Washington/Berlin (wps/taz) – Die USA und Rußland haben sich am Mittwoch abend auf eine Formel für die Teilnahme russischer Truppen bei der Stationierung von Nato-Soldaten in Bosnien-Herzegowina geeinigt. Dabei wurde eine Konstruktion gefunden, die den USA den Oberbefehl erhält und der russischen Führung hilft, das Gesicht zu wahren: Eine russische Brigade werde innerhalb einer US- Division operieren. Das Kommando dieser Truppe habe zwar der Nato-Oberbefehlshaber George Joulwan, jedoch nur in seiner Funktion als Oberkommandierender der US-amerikanischen Truppen in Europa, nicht als Nato- Oberbefehlshaber. Joulwan werde als Befehlshaber der russsich-amerikanischen Truppe ein russischer General zur Seite gestellt. So jedenfalls erklärten die beiden Verteidigungsminister, Pawel Gratschow und William Perry, den „Kompromiß“ gegenüber der Öffentlichkeit.

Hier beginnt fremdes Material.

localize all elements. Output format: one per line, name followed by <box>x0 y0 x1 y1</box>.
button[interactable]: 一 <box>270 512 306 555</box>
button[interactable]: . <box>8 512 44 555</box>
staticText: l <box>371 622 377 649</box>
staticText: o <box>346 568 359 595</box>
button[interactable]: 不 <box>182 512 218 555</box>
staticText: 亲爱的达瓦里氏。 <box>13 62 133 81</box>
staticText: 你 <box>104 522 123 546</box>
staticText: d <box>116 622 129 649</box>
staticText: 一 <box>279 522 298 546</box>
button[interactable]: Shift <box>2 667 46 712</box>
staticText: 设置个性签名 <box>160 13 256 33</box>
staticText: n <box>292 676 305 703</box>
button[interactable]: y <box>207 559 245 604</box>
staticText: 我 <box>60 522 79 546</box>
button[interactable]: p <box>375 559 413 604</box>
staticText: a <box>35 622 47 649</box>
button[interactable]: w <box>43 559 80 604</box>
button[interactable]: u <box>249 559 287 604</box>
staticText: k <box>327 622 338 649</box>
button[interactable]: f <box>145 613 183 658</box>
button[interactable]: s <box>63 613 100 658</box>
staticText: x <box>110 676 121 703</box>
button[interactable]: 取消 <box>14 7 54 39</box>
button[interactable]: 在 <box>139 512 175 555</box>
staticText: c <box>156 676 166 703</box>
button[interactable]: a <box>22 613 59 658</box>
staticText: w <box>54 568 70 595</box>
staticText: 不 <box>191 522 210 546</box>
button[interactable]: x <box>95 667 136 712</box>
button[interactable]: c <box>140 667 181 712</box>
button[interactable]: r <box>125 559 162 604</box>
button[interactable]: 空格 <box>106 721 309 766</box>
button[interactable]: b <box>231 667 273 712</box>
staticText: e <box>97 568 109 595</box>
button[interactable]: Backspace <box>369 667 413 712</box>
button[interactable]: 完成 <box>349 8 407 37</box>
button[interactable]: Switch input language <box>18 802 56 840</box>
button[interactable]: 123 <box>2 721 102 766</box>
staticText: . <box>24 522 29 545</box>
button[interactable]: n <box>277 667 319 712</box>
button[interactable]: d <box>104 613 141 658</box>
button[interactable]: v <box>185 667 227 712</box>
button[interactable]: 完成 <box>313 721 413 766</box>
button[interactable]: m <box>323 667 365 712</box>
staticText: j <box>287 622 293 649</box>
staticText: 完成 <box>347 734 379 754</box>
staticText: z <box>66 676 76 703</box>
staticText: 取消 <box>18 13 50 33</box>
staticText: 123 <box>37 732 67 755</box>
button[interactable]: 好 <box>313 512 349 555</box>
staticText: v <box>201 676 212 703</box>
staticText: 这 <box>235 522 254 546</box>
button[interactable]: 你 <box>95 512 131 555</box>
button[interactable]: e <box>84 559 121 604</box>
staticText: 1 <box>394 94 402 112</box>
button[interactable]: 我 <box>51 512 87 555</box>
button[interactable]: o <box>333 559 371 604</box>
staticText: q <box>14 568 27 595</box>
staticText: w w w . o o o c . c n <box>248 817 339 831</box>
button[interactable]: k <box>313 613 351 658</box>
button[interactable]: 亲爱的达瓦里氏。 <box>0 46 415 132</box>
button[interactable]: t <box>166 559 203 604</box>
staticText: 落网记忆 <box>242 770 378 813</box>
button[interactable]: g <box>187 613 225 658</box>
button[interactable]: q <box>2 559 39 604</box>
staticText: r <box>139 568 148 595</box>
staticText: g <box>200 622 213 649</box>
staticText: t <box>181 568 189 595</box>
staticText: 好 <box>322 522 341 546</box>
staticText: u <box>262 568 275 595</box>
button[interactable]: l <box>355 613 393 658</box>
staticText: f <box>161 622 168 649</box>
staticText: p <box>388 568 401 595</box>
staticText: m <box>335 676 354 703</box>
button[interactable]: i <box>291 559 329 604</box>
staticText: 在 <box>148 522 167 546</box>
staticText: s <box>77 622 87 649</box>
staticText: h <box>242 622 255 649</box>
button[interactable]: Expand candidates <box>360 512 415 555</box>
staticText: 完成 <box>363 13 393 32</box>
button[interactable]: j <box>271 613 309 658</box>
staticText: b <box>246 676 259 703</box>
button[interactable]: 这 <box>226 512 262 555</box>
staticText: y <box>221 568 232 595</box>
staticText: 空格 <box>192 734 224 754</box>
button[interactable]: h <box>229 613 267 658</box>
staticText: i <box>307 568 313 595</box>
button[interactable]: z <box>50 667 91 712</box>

Gratschow konnte damit einen Erfolg nach Hause melden. Immerhin wird die russische Brigade nicht dem Nato-Befehl unterstellt. Und Perry konnte nach den Gesprächen betonen, daß die USA weiterhin den Oberbefehl in Bosnien-Herzegowina haben werden. Geklärt werden müsse – das erklärten beide – noch die Frage der politischen Kontrolle der Truppen in Bosnien. Nach russischen Vorstellungen sollte die Truppe an ein UN-Mandat oder an ein neues Gremium gebunden werden, in dem die USA, Rußland und die UN vertreten sind. Dies jedoch wollen die USA nicht. Die Politik „der Neutralität den Kriegsparteien“ gegenüber, die von der UNO betrieben wurde, ist in Bosnien gerade gescheitert und hatte die Aktion der Nato um Sarajevo nötig gemacht. Nach Hintergrundinformationen aus Washington beabsichtigen die USA nicht, sich in Zukunft das Heft aus der Hand nehmen zu lassen. Auch in der Frage der politischen Mitsprache wird sich Rußland wohl mit einer Nebenrolle begnügen müssen.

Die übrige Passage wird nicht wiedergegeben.